Technical Analysis by K Ajith

2019-07-19 21:34

US bourses complete bear rally,

Friday’s decline in US indices confirms that the corrective rally in the US has
ended. Our earlier take on the DOW was that the index was within C of an AB_
C corrective structure and that the index could head up towards 13500 before
falling towards at least 12500 or so. We had however assumed that the break
down would take place following the FOMC meeting on September 18. We stand
corrected on that front.

Friday’s decline came on the back of weak August non-farm payrolls which
showed a decline of 4000 jobs versus expectations of gain of 110,000 jobs. The
weak numbers led to a steep rise in both the 2yr and 5 yr US Treasury bonds,
with yields declining towards the lowest level in recent weeks.

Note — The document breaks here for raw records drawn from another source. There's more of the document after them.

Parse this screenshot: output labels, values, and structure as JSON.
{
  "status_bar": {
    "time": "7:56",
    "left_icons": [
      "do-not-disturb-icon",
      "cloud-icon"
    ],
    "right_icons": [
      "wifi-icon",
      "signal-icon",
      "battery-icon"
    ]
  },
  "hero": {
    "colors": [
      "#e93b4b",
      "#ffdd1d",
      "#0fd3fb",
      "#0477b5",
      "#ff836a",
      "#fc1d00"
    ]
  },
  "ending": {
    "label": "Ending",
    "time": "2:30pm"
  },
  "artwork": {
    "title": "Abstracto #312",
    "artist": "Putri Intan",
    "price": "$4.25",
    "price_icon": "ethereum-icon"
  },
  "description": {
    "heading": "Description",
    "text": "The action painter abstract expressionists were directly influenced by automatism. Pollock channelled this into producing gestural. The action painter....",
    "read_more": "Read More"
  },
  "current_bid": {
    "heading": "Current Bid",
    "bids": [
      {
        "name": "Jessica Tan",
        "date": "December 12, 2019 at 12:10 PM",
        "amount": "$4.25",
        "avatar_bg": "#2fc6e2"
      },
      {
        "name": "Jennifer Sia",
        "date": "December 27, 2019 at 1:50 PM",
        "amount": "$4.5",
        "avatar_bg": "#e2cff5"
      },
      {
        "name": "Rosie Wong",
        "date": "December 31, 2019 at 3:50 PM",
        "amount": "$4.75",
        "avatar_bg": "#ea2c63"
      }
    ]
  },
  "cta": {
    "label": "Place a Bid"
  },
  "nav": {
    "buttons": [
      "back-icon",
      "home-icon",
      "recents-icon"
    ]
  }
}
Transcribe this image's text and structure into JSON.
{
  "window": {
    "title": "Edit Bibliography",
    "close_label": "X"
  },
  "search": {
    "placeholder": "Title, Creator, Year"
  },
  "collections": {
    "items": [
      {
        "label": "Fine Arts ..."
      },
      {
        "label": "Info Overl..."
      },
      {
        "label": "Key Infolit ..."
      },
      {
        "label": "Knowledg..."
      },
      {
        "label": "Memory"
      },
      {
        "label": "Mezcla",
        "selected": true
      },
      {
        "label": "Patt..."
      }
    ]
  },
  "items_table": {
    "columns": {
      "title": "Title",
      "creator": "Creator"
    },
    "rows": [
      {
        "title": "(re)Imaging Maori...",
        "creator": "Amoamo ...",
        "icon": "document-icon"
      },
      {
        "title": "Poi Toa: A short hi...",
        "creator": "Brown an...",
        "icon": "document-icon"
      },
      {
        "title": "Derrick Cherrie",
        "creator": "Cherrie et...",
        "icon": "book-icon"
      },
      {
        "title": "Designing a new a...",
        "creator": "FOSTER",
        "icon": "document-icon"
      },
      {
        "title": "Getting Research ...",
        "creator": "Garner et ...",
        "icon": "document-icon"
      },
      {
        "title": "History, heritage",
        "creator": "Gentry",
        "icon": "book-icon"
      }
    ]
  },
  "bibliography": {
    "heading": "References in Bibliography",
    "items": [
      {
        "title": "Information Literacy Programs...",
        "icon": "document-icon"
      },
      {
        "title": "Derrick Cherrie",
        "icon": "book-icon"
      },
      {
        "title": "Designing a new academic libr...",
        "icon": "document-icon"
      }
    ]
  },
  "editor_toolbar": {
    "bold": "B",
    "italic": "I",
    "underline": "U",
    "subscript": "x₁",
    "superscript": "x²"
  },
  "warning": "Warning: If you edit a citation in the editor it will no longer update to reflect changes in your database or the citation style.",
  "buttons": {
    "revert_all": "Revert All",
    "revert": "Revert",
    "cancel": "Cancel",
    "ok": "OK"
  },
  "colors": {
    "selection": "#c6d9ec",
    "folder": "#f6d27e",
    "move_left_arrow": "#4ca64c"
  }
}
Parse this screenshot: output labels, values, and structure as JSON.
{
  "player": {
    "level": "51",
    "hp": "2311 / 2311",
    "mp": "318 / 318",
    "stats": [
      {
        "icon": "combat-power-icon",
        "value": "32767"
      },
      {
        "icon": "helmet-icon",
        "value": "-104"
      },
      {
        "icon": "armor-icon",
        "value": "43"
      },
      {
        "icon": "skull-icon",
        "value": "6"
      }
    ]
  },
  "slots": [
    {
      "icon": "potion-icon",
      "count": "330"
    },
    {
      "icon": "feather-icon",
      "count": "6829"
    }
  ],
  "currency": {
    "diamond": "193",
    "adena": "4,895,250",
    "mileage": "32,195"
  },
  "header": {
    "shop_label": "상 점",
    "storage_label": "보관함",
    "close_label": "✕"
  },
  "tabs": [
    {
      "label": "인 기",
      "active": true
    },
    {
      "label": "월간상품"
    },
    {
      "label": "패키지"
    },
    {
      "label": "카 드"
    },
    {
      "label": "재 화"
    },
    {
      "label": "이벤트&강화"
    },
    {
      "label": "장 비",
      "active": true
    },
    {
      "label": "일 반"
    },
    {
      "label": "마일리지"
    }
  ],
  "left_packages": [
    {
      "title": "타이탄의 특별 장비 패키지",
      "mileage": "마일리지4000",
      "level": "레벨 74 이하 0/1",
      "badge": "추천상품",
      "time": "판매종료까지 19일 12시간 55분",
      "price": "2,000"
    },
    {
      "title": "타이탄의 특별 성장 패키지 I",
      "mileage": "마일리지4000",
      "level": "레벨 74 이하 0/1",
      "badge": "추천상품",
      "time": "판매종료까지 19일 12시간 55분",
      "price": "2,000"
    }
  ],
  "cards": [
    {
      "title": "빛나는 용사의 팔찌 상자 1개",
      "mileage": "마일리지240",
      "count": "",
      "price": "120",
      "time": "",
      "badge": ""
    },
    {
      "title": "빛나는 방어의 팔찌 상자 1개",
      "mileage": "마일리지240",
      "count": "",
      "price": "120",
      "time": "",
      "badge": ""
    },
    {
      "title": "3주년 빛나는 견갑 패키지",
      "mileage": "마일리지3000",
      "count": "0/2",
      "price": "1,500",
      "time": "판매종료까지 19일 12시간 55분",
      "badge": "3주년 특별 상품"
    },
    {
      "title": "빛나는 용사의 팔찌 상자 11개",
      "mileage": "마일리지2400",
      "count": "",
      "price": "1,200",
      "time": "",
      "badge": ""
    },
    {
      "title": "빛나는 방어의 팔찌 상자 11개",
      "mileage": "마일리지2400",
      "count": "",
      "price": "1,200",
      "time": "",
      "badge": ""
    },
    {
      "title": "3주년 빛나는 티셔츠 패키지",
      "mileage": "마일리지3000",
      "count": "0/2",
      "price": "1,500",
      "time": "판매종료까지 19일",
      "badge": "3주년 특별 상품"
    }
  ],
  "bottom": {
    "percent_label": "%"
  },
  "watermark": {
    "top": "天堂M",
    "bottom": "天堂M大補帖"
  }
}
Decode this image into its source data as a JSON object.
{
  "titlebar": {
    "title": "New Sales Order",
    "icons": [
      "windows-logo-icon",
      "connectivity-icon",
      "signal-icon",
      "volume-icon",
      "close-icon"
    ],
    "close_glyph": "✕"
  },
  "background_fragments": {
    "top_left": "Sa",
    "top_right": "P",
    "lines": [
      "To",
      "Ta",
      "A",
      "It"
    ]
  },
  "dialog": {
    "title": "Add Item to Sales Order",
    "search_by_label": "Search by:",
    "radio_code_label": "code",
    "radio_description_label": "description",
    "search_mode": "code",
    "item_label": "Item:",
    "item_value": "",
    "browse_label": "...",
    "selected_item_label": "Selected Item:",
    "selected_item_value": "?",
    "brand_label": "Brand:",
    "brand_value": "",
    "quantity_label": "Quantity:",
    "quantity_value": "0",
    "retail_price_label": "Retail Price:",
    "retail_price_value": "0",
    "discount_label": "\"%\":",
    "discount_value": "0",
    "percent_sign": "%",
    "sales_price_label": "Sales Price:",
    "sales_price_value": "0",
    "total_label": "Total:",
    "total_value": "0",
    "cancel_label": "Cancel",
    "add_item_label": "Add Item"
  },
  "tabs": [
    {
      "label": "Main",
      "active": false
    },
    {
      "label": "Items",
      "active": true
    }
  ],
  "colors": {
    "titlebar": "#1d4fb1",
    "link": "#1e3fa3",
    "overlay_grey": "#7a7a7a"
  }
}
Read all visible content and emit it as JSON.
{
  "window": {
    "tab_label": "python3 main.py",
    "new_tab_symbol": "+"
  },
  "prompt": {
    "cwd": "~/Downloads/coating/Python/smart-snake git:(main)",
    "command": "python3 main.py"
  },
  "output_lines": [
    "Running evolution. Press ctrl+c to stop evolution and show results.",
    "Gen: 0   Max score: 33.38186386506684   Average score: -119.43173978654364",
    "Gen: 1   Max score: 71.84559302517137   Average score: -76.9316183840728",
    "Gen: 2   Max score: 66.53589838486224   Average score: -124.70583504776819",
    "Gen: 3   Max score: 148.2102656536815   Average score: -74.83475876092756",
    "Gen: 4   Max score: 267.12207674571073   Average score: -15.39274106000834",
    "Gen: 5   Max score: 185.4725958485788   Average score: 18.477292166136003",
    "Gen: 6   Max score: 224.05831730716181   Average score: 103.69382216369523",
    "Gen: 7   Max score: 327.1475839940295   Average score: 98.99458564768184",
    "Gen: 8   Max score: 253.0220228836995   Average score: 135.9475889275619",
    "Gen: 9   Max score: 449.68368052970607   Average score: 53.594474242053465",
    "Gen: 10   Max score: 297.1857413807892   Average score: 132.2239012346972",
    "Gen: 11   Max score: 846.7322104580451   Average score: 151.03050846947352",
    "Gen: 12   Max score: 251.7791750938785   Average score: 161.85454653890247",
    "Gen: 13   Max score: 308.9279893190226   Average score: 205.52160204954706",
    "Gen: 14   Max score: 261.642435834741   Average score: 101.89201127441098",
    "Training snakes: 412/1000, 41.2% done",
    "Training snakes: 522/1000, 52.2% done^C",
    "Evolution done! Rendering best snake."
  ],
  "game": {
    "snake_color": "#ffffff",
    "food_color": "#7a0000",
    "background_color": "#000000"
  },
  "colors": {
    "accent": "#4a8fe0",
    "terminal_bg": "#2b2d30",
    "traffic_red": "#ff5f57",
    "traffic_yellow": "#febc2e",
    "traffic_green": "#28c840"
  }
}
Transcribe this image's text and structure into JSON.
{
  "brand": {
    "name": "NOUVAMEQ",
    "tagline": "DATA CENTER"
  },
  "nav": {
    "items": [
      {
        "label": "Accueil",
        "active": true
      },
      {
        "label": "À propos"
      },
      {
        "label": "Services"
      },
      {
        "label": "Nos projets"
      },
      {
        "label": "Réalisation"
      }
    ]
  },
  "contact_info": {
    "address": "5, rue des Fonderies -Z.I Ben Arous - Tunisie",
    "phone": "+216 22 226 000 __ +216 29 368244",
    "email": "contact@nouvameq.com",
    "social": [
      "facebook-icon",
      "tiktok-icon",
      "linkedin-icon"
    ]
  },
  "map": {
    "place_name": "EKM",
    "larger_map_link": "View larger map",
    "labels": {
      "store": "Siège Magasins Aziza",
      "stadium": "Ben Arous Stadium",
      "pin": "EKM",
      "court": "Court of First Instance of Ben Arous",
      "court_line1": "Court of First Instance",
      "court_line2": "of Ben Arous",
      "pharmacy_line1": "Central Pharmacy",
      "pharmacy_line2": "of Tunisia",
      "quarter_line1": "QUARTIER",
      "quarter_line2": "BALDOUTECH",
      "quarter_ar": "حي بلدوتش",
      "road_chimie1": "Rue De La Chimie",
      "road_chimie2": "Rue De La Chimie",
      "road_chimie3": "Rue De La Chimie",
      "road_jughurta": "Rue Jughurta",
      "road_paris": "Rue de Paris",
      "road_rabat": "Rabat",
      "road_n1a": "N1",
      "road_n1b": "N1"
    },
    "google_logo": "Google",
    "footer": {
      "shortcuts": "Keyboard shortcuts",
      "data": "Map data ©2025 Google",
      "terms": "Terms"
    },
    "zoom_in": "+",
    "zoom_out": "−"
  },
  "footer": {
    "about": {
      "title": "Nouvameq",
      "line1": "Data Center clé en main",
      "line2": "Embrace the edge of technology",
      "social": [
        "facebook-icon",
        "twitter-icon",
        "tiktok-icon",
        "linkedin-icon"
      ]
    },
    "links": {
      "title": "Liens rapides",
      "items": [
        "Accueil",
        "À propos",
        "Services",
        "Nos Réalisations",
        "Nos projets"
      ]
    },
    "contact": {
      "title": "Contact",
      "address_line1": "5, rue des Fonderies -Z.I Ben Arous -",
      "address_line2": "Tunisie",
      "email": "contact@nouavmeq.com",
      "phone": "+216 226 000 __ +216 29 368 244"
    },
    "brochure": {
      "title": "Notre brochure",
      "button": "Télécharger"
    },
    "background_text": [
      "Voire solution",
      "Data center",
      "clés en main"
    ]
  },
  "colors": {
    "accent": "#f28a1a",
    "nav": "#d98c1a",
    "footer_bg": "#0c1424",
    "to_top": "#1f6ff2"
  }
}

We had earlier
warned that the bond markets did not show the same degree of enthusiasm as
equity markets, with the latter rebounding significantly greater than a
corresponding fall in US bond markets. This to us, was another sign that the
recent move up was a corrective rally. Readers should now expect at least
another decline towards prior low of 12525 or towards the 12,000 level.

Singapore bourse

The wave pattern for the ST Index is less clear partly because of recent
inaccurate data points. Even so, we can safely assume that the rebound from
2962 has ended or is at the very final stage. At the very least, the index will
correct 62%of the advance from 2962-3505, which will provide a downside target
of 3170, which is near a prior gap level An equally likely scenario would be for
the index to drop back towards 2962. Our preferred view, nonetheless is that the
ST index is within a 4 wave decline.